Wednesday, October 20, 2004
A 48-year-old Steamboat Springs woman charged with criminal impersonation and forgery asked for her bond to be reduced for a third time, citing her medical conditions.
Sarah Sue Foland, 48, appeared Wednesday in Routt County Court, where public defender Gail Morrison asked for her $120,000 bond to be reduced.
A bail bondsman told Foland she probably could make bond if it was less than $100,000, Morrison said.
Routt County Judge James Garrecht refused to set her bond any lower after reducing it twice, once from $500,000 to $250,000 and then again to $100,000. She also must post an additional $20,000 bond for an earlier impersonation and forgery case.

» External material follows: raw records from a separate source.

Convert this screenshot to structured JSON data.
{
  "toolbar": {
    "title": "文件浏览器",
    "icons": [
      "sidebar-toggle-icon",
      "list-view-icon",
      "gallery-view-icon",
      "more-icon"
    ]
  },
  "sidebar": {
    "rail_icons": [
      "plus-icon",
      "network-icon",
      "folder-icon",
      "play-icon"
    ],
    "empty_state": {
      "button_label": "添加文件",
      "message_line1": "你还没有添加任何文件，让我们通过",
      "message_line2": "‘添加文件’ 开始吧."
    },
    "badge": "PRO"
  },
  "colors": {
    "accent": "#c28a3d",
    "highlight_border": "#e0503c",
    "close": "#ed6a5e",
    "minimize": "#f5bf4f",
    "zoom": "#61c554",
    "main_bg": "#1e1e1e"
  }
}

"The bond has been reduced twice already," Garrecht said. "I am not going to reduce it any further."
Morrison said Foland's medical conditions were worrisome and that on Sunday she experienced severe chest pains and shortness of breath and was put in a holding cell from Sunday to Tuesday so her condition could be monitored. Foland suffers from a rare heart arrhythmia that needs to be treated in Montana, Morrison said.
Garrecht questioned the repeated mention of Foland's medical issues and the lack of medical reports to document the condition. He also questioned the medical liability Foland would be at the Routt County Jail.
"If (the jail) is particularly concerned about absorbing some medical costs, they will let the DA's Office know," Garrecht said.
Garrecht set the case for a status review Nov. 10, at which time it will be continued again or bound over to District Court. Unless extreme circumstances arise, Garrecht said he would not consider another bond reduction.
On Sept. 23, Foland was arrested in Missoula, Mont., and booked into the Routt County Jail on suspicion that she impersonated an acquaintance, withdrew more than $30,000 from the Steamboat Springs banking account of the woman she was impersonating and charged more than $14,000 on credit cards illegally obtained in the woman's name.
On Sept. 30, Garrecht reduced Foland's bond from $500,000 to $250,000, thinking the equity she had in a 3,900-square-foot home she owned in the Game Trails subdivision would allow for a property bond. He further reduced the bond Sept. 13, after hearing that Foland's home was in risk of foreclosure.
Foland also is being held on a $20,000 bond for previous charges that she forged documents to get a job as a physician's assistant in a local doctor's office, and in that job, without legitimate state credentials, assisted in surgeries and office procedures and wrote numerous prescriptions for medications, including controlled substances such as Percocet, OxyContin and Valium.